While the super-exploitation and robbery of the working people by the capitalist class is the root cause of the overproduction crisis, it has been further aggravated by two other factors – decline in investment and slowing down of export growth.
The amount of capital invested in productive assets, called “fixed capital formation”, has declined from 28% of GDP to 20% over the past 10 years. Investments grew to their highest level during the capitalist boom period of 2003-08. Following the worldwide crisis of 2008-09, Indian capitalist companies started defaulting on their bank loans. They cut back on their domestic investments. They exported more and more of their capital to invest abroad. They have also deployed an increasing share of their capital for totally unproductive purposes, such as financial speculation.
Export growth was acting as an important source of demand for Indian goods and services until the global crisis of 2008-09. After rising from 7% of total domestic production to 20% between 1991 and 2008, Indian exports have slowed down considerably since then. Indian export growth has been affected by the stagnation and decline in the economies of the biggest capitalist countries, and by the further decline in international trade caused by the US tariff war and sanctions.
Shortage of demand for consumption goods, capital goods as well as for Indian exports has led to an accumulation of unsold stocks of goods for sale. Piling up of unsold stocks has prompted capitalists to cut back on production. Production cutbacks have led to job losses, which have in turn led to further depression of purchasing power and further decline in the demand for consumer goods.
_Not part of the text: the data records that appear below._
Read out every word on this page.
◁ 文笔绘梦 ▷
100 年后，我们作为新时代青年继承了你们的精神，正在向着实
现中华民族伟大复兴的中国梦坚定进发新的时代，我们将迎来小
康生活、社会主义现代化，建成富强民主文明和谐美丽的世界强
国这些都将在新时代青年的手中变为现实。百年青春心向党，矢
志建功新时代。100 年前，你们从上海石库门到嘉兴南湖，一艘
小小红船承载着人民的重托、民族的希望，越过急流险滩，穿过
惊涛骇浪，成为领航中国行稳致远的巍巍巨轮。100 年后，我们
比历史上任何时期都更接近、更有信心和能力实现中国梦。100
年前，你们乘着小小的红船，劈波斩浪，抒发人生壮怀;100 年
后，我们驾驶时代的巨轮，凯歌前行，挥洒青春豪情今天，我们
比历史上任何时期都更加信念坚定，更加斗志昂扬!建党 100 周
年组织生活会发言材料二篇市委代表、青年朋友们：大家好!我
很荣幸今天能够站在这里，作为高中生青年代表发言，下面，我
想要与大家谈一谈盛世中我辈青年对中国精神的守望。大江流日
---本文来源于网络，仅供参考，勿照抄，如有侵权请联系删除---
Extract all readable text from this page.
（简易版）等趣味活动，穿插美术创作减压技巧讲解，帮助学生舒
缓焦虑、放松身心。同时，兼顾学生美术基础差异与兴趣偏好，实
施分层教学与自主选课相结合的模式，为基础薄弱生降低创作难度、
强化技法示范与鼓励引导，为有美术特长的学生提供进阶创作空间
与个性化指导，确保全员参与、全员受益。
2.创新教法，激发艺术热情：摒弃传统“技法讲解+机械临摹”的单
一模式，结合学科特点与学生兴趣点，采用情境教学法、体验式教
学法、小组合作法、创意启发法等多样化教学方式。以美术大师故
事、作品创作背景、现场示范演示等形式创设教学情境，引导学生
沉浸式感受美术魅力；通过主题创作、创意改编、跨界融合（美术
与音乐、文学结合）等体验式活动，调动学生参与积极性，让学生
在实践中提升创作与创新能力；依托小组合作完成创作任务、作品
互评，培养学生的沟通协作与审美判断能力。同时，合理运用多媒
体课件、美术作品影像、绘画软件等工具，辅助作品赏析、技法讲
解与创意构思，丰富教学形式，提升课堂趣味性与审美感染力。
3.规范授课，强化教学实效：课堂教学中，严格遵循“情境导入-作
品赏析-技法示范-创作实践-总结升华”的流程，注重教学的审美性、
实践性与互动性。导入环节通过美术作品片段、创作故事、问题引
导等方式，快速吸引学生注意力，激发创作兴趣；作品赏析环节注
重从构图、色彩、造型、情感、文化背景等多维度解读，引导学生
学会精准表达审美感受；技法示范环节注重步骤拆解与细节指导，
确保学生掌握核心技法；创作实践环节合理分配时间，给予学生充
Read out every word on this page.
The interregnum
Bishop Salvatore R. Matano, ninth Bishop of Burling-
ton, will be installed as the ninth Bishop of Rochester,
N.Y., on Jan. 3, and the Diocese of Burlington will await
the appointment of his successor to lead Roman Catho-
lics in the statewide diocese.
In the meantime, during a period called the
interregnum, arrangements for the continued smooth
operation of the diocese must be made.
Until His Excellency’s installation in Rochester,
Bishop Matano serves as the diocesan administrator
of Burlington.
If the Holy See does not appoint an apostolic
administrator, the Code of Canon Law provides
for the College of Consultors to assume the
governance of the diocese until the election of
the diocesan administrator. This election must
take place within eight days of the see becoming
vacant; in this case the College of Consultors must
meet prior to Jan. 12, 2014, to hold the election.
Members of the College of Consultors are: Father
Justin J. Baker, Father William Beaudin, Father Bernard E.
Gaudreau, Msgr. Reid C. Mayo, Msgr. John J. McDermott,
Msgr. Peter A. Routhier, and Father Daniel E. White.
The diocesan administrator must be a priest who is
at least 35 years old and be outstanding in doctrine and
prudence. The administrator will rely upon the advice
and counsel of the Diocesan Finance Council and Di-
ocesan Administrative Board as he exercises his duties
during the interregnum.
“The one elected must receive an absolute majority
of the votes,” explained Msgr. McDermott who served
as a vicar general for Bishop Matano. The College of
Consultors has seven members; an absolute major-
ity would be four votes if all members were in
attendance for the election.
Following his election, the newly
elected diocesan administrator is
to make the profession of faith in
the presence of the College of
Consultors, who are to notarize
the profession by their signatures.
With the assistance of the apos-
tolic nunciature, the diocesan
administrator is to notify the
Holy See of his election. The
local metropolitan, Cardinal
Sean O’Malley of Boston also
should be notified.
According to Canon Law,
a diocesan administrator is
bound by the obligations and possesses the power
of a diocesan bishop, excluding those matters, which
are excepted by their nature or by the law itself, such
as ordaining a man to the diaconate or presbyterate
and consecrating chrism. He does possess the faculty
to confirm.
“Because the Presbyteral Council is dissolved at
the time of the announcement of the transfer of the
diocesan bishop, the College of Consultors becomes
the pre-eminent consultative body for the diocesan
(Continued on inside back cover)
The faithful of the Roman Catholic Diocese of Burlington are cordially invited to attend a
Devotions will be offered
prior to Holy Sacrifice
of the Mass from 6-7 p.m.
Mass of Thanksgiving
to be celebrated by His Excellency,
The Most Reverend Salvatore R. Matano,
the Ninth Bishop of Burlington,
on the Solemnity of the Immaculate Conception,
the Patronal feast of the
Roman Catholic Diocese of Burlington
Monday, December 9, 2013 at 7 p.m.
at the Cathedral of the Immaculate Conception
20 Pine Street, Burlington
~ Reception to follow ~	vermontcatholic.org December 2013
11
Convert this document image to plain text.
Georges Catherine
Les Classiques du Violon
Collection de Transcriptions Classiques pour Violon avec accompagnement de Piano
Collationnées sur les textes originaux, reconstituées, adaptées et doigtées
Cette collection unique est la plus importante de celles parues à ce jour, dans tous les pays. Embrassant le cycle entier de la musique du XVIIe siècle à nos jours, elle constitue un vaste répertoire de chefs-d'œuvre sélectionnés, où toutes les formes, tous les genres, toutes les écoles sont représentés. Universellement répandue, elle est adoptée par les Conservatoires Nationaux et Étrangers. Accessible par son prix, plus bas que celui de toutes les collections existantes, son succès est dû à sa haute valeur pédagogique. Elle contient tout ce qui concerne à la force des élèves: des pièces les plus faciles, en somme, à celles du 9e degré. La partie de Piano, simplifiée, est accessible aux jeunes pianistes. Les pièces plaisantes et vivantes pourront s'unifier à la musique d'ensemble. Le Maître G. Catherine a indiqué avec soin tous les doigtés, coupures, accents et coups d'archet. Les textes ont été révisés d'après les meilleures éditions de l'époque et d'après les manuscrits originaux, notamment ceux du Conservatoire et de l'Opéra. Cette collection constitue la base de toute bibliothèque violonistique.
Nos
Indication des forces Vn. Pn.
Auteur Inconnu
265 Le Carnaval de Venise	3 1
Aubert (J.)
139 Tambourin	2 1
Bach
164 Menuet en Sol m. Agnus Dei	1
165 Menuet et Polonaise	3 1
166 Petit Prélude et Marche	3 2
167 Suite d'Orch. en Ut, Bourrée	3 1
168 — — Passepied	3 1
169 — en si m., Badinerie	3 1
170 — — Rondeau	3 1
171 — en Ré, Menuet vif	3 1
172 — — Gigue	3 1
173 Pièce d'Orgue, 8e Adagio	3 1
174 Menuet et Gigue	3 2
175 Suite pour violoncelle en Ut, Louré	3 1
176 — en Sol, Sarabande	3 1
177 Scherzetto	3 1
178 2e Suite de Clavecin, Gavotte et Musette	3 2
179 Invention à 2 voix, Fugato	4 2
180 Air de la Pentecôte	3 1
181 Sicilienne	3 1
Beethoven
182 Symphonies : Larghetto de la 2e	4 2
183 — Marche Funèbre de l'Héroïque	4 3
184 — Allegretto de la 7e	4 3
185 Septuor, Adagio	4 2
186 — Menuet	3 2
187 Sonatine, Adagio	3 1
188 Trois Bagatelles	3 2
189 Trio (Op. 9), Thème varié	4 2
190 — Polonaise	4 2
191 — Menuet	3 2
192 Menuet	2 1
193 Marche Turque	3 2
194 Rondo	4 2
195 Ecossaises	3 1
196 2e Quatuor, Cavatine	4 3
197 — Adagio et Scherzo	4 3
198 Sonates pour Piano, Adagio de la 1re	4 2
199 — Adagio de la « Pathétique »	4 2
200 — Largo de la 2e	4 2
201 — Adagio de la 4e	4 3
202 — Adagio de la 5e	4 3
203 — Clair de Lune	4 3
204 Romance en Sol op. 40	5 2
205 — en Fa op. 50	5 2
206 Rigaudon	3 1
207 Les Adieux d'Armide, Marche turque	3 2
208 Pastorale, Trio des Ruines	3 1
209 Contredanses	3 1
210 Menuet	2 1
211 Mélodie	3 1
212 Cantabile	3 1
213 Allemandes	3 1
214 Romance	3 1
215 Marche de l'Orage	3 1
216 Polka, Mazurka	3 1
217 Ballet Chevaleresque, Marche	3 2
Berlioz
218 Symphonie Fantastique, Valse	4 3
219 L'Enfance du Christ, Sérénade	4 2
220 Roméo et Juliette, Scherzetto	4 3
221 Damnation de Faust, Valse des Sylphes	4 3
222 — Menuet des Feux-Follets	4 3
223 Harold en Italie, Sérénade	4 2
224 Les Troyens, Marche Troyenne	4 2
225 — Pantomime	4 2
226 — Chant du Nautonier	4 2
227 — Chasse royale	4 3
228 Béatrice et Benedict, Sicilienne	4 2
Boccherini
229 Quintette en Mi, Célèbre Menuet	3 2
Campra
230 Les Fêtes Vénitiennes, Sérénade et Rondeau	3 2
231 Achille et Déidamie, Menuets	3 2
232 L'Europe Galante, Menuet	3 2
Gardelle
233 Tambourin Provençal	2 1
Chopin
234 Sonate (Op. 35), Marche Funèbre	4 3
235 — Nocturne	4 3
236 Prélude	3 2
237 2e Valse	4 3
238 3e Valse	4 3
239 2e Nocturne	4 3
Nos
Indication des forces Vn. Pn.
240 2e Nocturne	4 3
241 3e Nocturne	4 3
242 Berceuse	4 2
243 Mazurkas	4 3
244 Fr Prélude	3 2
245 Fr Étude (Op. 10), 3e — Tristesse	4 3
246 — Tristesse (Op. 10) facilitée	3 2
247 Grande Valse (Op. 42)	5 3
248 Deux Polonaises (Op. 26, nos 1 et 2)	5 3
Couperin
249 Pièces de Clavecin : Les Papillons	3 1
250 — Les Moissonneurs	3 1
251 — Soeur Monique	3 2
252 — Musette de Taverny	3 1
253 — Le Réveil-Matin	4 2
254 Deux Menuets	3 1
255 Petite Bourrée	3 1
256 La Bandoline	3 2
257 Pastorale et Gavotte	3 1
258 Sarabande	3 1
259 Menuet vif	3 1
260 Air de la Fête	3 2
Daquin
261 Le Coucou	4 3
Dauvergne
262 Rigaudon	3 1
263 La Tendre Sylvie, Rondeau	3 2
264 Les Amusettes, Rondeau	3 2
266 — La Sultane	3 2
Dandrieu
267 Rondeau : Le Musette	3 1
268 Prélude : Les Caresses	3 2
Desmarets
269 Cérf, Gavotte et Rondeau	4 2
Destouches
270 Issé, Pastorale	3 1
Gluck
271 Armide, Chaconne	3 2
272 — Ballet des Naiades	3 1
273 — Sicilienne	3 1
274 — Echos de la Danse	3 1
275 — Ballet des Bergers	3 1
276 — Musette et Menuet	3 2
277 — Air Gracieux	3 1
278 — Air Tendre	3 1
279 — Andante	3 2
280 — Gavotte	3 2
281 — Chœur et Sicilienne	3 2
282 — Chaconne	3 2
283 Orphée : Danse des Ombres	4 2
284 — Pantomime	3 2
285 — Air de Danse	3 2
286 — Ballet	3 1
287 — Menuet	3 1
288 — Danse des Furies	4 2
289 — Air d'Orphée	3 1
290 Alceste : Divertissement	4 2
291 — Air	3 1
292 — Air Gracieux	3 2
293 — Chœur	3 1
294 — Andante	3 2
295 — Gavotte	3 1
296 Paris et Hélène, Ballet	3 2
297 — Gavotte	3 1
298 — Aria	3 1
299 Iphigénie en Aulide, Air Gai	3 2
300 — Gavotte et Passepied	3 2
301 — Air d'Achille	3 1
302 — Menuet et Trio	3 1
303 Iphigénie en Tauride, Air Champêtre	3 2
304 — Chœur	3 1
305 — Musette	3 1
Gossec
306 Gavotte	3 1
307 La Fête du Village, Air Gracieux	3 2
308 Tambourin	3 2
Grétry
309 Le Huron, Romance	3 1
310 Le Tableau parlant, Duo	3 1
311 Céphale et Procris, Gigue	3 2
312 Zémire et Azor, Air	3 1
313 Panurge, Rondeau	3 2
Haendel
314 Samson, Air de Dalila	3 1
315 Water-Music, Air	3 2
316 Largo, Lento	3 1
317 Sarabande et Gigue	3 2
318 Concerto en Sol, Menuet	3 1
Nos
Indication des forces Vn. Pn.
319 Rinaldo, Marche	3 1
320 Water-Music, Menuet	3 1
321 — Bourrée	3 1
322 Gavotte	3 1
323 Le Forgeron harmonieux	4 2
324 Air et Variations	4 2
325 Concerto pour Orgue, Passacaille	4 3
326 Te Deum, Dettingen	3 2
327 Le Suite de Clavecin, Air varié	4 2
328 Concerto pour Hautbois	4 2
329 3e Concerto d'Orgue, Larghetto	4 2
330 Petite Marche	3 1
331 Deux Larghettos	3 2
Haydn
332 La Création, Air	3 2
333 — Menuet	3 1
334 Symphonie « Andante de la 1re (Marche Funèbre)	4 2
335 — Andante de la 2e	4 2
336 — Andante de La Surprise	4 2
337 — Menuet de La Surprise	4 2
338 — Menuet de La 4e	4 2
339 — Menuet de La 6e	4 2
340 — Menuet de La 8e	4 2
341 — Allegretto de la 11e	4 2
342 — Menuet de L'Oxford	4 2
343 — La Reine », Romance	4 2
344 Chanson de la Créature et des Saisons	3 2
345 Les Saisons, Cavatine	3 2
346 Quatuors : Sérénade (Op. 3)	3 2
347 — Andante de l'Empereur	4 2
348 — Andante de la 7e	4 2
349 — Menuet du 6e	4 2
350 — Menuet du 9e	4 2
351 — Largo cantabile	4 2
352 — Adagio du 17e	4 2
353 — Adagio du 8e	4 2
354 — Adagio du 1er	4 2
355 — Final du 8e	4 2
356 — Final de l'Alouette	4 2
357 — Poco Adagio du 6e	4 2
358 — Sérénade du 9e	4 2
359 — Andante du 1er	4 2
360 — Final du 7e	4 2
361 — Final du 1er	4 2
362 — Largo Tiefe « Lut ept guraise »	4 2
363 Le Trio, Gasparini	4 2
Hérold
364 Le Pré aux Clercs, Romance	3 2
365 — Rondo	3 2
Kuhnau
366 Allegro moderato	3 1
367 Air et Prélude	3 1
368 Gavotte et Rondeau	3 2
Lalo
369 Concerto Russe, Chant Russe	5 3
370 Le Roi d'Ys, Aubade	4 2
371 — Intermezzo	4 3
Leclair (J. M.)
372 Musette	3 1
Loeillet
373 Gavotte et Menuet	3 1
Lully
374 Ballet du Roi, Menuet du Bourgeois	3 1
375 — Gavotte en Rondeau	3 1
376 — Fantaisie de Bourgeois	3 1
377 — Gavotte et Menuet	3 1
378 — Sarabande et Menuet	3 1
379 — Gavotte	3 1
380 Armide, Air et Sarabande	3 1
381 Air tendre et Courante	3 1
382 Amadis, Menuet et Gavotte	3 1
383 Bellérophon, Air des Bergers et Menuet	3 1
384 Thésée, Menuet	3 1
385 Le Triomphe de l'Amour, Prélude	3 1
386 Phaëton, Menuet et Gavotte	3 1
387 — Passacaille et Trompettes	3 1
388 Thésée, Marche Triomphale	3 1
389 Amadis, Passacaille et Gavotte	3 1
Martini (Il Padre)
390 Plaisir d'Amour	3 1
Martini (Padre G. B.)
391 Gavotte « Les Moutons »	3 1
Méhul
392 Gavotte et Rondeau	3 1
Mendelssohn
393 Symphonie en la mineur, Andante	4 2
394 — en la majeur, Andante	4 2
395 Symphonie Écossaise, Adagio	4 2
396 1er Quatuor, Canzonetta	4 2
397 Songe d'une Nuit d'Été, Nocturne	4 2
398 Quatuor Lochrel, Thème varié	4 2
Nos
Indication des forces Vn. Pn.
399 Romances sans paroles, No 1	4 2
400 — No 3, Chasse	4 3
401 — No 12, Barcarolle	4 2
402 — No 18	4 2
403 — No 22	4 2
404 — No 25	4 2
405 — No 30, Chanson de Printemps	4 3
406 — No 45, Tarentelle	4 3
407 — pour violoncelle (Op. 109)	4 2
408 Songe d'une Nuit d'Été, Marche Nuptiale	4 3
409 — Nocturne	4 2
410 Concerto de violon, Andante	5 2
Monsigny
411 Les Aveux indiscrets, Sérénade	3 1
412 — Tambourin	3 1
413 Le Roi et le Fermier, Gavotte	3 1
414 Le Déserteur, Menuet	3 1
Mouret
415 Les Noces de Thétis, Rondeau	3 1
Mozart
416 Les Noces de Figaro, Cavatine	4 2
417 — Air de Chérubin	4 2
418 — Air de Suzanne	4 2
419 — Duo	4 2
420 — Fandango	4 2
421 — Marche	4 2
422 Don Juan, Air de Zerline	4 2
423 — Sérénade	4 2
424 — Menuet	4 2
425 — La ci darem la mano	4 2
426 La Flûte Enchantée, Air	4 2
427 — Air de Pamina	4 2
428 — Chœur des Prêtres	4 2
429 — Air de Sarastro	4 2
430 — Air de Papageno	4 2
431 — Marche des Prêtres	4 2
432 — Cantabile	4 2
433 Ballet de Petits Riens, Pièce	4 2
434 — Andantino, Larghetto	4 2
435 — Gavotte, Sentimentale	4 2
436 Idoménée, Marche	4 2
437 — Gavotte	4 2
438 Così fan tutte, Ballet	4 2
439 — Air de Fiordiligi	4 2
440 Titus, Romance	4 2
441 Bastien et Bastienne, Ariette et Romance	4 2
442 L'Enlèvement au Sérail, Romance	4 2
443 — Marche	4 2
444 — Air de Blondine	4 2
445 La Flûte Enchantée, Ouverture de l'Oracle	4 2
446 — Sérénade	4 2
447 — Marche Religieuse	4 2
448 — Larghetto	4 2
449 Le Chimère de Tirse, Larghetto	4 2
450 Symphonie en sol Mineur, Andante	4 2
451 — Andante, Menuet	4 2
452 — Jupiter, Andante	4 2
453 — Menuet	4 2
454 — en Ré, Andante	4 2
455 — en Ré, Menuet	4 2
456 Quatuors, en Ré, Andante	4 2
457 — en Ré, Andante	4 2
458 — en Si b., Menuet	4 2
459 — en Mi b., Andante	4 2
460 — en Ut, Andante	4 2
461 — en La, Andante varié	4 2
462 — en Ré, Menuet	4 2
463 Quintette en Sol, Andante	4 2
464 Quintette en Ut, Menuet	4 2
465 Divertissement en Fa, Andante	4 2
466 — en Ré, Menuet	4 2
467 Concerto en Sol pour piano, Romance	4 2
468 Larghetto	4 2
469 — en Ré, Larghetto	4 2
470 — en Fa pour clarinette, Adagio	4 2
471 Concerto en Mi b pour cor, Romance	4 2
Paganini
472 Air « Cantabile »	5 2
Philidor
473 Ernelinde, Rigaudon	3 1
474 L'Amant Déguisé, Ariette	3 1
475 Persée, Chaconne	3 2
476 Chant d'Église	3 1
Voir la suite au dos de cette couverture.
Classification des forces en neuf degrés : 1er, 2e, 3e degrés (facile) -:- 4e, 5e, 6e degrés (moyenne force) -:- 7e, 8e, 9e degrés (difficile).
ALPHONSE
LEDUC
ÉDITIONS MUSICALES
It is a vicious cycle, with its negative impact spreading to one sector after another until it envelops the entire economy.
The root cause of the crisis of the Indian economy lies in the fact that too much has been extracted by the capitalist class from the workers, peasants and other working people. Declining investment and slowing export growth are additional factors that are aggravating the crisis.
The so-called remedies proposed by the monopoly capitalists and implemented by the central government are aimed at enhancing the rate of capitalist profit, so as to attract higher levels of Indian and foreign capital investments and accelerate the growth of exports.
The central government is not even pretending to address the root cause of the crisis – namely, the decline in real wages of workers and net incomes of peasants. The truth is that the capitalist class, headed by the monopoly houses, has neither the interest nor the capacity to prevent workers and peasants from growing poorer. Their entire economic strategy is based on maintaining the wages of labour and procurement prices of agricultural commodities as low as possible. They want to attract the world’s biggest multinationals to invest in our country, by offering Indian labour power and the fruits of peasant toil at dirt cheap rates.
As long as the means of large-scale production remain under private ownership of monopoly capitalists, and all decisions are taken with the aim of maximizing their profits, the economic system is bound to keep falling repeatedly into crises of overproduction. It is bound to repeatedly get into a situation when production exceeds the capacity of the population to purchase what has been produced.
The only way to put an end to such crises, once and for all, is to reorient the economy to fulfil human needs instead of fulfilling capitalist greed.
The means of large-scale production and exchange must be brought under social ownership and control. They must be taken out of the hands of monopoly capitalist companies which are motivated by the maximization of private profits. The surplus generated by human labour can then be put back to raise the standard of living of the working people and their productive potential. All available hands can be productively employed, according to an overall social plan, to fulfil the rising material and cultural needs of the entire people.